Sia io che Usain abbiamo descritto il turbamento e l’inquietudine generati da quell’improvviso scontro con la realtà della vita. Non è sbagliato dire che, fino a quel momento, eravamo cresciuti in un ambiente tutelato. […]

«Siamo cresciuti in una zona rurale, il razzismo non sapevamo neanche cosa fosse» ammette. «Non ne avevamo mai sentito parlare. Il nostro era un ambiente centrato sulla comunità, sull’affetto, sul senso di unione. A quell’età non eravamo consapevoli di cos’era il razzismo. Eravamo solo dei ragazzini che si divertivano, giocavano a cricket, a football. In quel contesto di una comunità rurale, non avremmo mai potuto farne esperienza diretta».

Idem! Io e Usain abbiamo ricevuto la stessa educazione, nonostante ci sia una generazione a separarci. Eravamo di quei ragazzini che stanno tutto il giorno fuori a giocare, a tirare calci a un pallone, a far rotolare biglie, sempre in sella alle bici o impegnati a fabbricarci palle con scotch e fili, per giocare a Catchy Shubby – una variante del cricket piuttosto caotica, tanto che sembrava che a partecipare fossimo in venti o trenta. I nostri stumps erano vecchi bidoni, mentre Usain ne incideva tre nella corteccia di un albero. Le partite andavano avanti per ore. Al calare del sole le mamme ci gridavano di rientrare che la cena era in tavola.

I nostri compagni di giochi? Bambini quasi tutti uguali a noi, e se qualcuno non lo era neanche ci facevi caso. Eravamo solo dei bambini che giocavano. […]
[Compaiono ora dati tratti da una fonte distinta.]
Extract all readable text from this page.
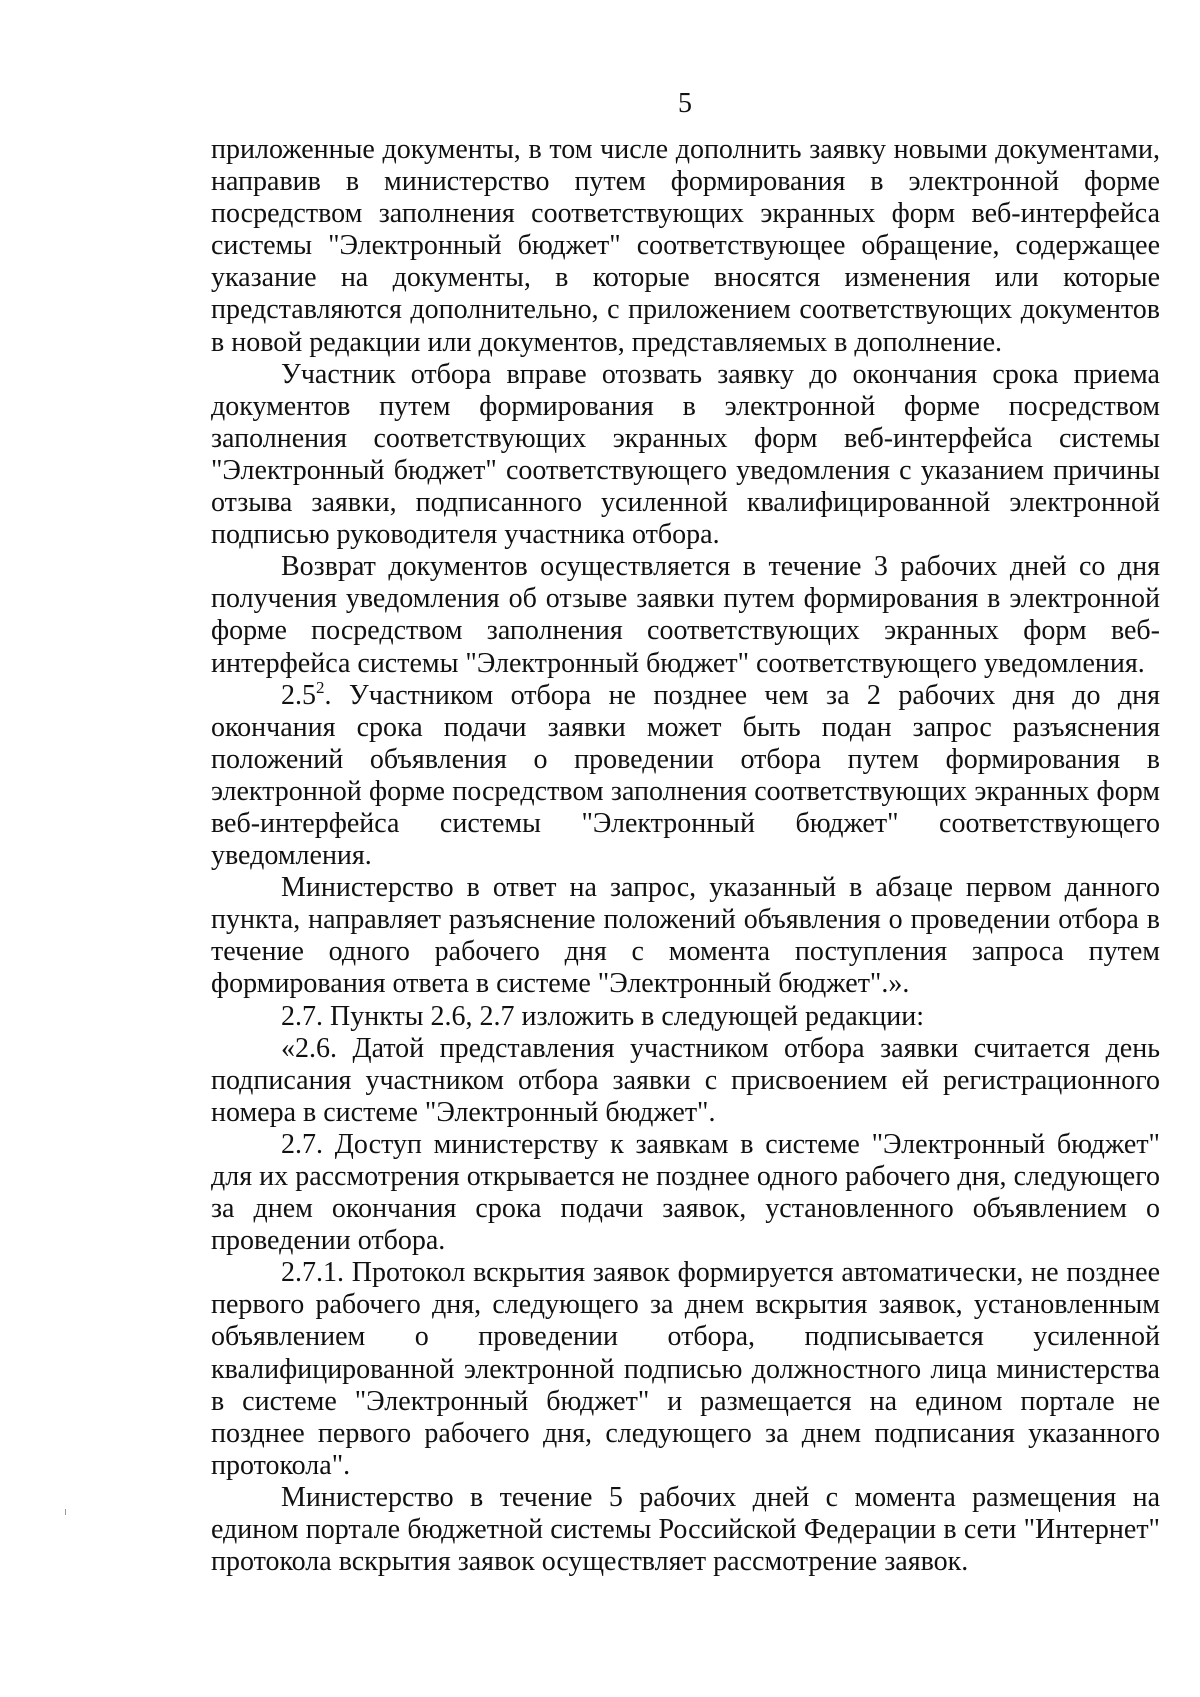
5

приложенные документы, в том числе дополнить заявку новыми документами, направив в министерство путем формирования в электронной форме посредством заполнения соответствующих экранных форм веб-интерфейса системы "Электронный бюджет" соответствующее обращение, содержащее указание на документы, в которые вносятся изменения или которые представляются дополнительно, с приложением соответствующих документов в новой редакции или документов, представляемых в дополнение.

Участник отбора вправе отозвать заявку до окончания срока приема документов путем формирования в электронной форме посредством заполнения соответствующих экранных форм веб-интерфейса системы "Электронный бюджет" соответствующего уведомления с указанием причины отзыва заявки, подписанного усиленной квалифицированной электронной подписью руководителя участника отбора.

Возврат документов осуществляется в течение 3 рабочих дней со дня получения уведомления об отзыве заявки путем формирования в электронной форме посредством заполнения соответствующих экранных форм веб-интерфейса системы "Электронный бюджет" соответствующего уведомления.

$2.5^2$. Участником отбора не позднее чем за 2 рабочих дня до дня окончания срока подачи заявки может быть подан запрос разъяснения положений объявления о проведении отбора путем формирования в электронной форме посредством заполнения соответствующих экранных форм веб-интерфейса системы "Электронный бюджет" соответствующего уведомления.

Министерство в ответ на запрос, указанный в абзаце первом данного пункта, направляет разъяснение положений объявления о проведении отбора в течение одного рабочего дня с момента поступления запроса путем формирования ответа в системе "Электронный бюджет".».

2.7. Пункты 2.6, 2.7 изложить в следующей редакции:

«2.6. Датой представления участником отбора заявки считается день подписания участником отбора заявки с присвоением ей регистрационного номера в системе "Электронный бюджет".

2.7. Доступ министерству к заявкам в системе "Электронный бюджет" для их рассмотрения открывается не позднее одного рабочего дня, следующего за днем окончания срока подачи заявок, установленного объявлением о проведении отбора.

2.7.1. Протокол вскрытия заявок формируется автоматически, не позднее первого рабочего дня, следующего за днем вскрытия заявок, установленным объявлением о проведении отбора, подписывается усиленной квалифицированной электронной подписью должностного лица министерства в системе "Электронный бюджет" и размещается на едином портале не позднее первого рабочего дня, следующего за днем подписания указанного протокола".

Министерство в течение 5 рабочих дней с момента размещения на едином портале бюджетной системы Российской Федерации в сети "Интернет" протокола вскрытия заявок осуществляет рассмотрение заявок.
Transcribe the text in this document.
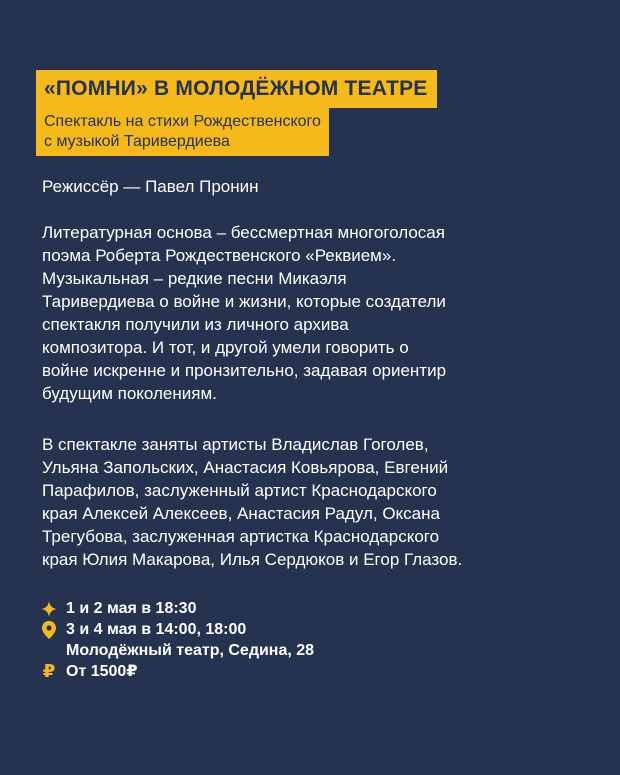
«ПОМНИ» В МОЛОДЁЖНОМ ТЕАТРЕ

Спектакль на стихи Рождественского
с музыкой Таривердиева
Режиссёр — Павел Пронин
Литературная основа – бессмертная многоголосая
поэма Роберта Рождественского «Реквием».
Музыкальная – редкие песни Микаэля
Таривердиева о войне и жизни, которые создатели
спектакля получили из личного архива
композитора. И тот, и другой умели говорить о
войне искренне и пронзительно, задавая ориентир
будущим поколениям.
В спектакле заняты артисты Владислав Гоголев,
Ульяна Запольских, Анастасия Ковьярова, Евгений
Парафилов, заслуженный артист Краснодарского
края Алексей Алексеев, Анастасия Радул, Оксана
Трегубова, заслуженная артистка Краснодарского
края Юлия Макарова, Илья Сердюков и Егор Глазов.
1 и 2 мая в 18:30
3 и 4 мая в 14:00, 18:00
Молодёжный театр, Седина, 28
₽ От 1500₽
Non pensavo mica: “Ah, non devono mescolarsi a noi perché il colore della loro pelle è diverso dal nostro”. […]

A scuola non ci hanno mai insegnato nulla sul razzismo, se escludiamo gli eventi relativi alla tratta degli schiavi. «La Giamaica è un’ex colonia» dice Usain. «Quindi la didattica risentiva dell’influenza coloniale. Del razzismo non ci hanno mai parlato, però».

Se volevi saperne di più, potevi sempre informarti da solo. E quando viaggi per il mondo ti viene voglia di approfondire certe cose. Osservi come funzionano le altre culture e ti scatta una curiosità innata. È successo anche a me, alla fine, per quanto abbia rimandato quella singolare rieducazione per troppo tempo.

 

“In ginocchio ci ribelliamo”, di Michael Holding, 66thand2nd, 336 pagine, 17,10 euro.